Any Auth is built on top of FastAPI. To create and run your application:

1. **Create a Settings instance and build the app:**

   ```python
   # any_auth/app.py
   from any_auth.build_app import build_app
   from any_auth.config import Settings

   Settings.probe_required_environment_variables()

   app_settings = Settings()  # Loads configuration from env/.env
   app = build_app(settings=app_settings)

   if __name__ == "__main__":
       import uvicorn
       uvicorn.run(app, host="0.0.0.0", port=8000)
   ```

2. **Run the App:**

   ```bash
   uvicorn any_auth.app:app --reload
   ```

### API Endpoints

Any Auth exposes a RESTful API for the following functionalities:

- **Authentication:**
    - `POST /token` – Obtain JWT tokens by providing username/email and password.
    - `POST /logout` – Invalidate a token.
    - `POST /refresh-token` – Refresh an expired token.
    - `POST /reset-password` and `POST /request-reset-password` – Password reset flow.
    - `GET /auth/google/login` and `GET /auth/google/callback` – Google OAuth endpoints.

- **User Management:**
    - `GET /users` – List users.
    - `POST /users` – Create a new user.
    - `GET /users/{user_id}` – Retrieve a user’s details.
    - `POST /users/{user_id}` – Update user information.
    - `DELETE /users/{user_id}` – Disable a user.
    - `POST /users/{user_id}/enable` – Enable a disabled user.
    - Additional endpoints for role assignments and listing user organizations/projects.

- **Organization and Project Management:**
    - `GET /organizations` and `GET /organizations/{organization_id}` – List and retrieve organizations.
    - `POST /organizations` – Create an organization.
    - `POST /organizations/{organization_id}` – Update an organization.
    - `DELETE /organizations/{organization_id}` and `POST /organizations/{organization_id}/enable` – Disable/enable organizations.
    - Similar endpoints exist for projects under an organization:
        - `GET /organizations/{organization_id}/projects`
        - `POST /organizations/{organization_id}/projects`
        - `GET /organizations/{organization_id}/projects/{project_id}`
        - `POST /organizations/{organization_id}/projects/{project_id}` (update)
        - `DELETE /organizations/{organization_id}/projects/{project_id}` and `POST /organizations/{organization_id}/projects/{project_id}/enable`

- **Role and Role Assignment Management:**
    - `GET /roles` – List roles.
    - `POST /roles` – Create a role.
    - `GET /roles/{role_id}` – Retrieve a role.
    - `POST /roles/{role_id}` – Update a role.
    - `DELETE /roles/{role_id}` and `POST /roles/{role_id}/enable` – Disable/enable roles.
    - Endpoints to create, retrieve, and delete role assignments (for organizations, projects, etc.).
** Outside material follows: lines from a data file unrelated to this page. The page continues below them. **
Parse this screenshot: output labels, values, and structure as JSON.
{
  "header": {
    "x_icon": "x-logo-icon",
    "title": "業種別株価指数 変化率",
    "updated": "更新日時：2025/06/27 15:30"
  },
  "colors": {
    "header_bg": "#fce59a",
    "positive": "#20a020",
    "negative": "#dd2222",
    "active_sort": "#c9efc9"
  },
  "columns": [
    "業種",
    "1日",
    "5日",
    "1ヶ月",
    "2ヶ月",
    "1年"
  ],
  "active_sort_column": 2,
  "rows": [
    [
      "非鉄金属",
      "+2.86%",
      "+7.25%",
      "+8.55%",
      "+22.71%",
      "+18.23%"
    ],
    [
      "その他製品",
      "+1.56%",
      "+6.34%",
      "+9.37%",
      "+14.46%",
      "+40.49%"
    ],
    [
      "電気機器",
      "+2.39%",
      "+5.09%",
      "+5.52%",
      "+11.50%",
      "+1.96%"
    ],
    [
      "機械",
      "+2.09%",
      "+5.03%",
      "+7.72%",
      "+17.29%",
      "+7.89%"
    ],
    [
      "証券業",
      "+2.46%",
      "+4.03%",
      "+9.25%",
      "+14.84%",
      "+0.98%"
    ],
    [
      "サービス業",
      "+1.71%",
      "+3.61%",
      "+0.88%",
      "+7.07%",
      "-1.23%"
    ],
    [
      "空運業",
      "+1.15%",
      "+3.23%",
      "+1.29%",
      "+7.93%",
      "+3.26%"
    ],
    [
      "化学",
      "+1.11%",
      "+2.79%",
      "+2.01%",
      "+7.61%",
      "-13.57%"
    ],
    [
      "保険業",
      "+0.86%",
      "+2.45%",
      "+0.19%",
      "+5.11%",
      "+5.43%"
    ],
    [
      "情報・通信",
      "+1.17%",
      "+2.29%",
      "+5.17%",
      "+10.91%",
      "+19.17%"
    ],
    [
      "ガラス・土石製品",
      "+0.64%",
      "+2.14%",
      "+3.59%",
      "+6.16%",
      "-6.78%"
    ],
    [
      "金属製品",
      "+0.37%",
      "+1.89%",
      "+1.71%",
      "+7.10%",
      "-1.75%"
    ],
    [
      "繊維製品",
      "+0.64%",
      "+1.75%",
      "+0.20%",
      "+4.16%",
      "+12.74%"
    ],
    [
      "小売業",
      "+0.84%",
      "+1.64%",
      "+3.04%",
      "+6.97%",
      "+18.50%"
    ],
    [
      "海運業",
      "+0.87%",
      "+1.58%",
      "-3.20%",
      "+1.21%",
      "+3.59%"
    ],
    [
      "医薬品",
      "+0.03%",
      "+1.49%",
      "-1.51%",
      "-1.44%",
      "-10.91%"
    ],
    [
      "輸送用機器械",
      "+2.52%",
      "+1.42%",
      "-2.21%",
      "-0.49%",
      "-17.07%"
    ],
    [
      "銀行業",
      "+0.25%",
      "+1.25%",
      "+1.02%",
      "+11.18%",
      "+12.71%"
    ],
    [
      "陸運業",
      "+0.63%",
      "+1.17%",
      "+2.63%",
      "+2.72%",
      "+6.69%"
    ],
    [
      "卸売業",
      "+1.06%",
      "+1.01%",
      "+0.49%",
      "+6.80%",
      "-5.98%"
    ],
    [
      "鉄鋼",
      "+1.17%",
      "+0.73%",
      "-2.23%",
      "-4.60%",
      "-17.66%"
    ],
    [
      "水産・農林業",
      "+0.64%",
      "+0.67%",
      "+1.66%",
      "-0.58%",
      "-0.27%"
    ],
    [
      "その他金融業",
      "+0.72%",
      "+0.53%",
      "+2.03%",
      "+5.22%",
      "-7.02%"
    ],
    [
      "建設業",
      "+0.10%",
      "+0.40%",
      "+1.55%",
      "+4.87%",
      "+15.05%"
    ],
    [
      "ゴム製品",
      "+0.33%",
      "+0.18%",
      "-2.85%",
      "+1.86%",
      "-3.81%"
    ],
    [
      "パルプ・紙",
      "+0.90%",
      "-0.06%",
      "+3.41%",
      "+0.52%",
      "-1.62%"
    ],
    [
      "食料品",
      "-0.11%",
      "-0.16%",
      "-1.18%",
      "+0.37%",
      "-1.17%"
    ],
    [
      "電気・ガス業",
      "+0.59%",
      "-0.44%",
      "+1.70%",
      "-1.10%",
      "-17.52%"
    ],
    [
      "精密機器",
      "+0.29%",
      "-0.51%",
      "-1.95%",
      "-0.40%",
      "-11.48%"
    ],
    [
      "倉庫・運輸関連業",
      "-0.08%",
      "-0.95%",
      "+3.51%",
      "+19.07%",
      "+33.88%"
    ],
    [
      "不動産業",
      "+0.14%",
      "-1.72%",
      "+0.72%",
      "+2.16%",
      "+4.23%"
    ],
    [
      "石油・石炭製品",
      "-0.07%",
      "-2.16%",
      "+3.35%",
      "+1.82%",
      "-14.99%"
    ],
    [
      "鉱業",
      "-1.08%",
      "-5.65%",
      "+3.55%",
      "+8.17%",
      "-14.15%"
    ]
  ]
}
- **Console Endpoints (Frontend for Admins):**
    - Endpoints under `/c/` provide a basic web interface for login, viewing user profiles, and dashboards.

All endpoints are secured using appropriate permissions and roles. For detailed API documentation, you can use FastAPI’s auto‑generated docs by navigating to `/docs` or `/redoc` in your running application.

---

## Development and Testing

The project comes with a comprehensive test suite using pytest. To run all tests, use:

```bash
pytest
```

The tests cover backend database operations (using MongoDB), API endpoint access control, role assignments, and more. We use fixtures to set up test databases and sessions so that tests can run isolated from production data.

For development, you can use [uvicorn](https://www.uvicorn.org/) to run the app with live reload:

```bash
uvicorn any_auth.app:app --reload
```

---

## Contributing

Contributions are welcome! Please follow these guidelines:

1. Fork the repository.
2. Create a new branch for your feature or bug fix.
3. Write tests for your changes.
4. Ensure all tests pass.
5. Submit a pull request describing your changes.

Feel free to open issues or discussions if you have ideas or questions.

---

## License

This project is licensed under the MIT License. See the [LICENSE](LICENSE) file for details.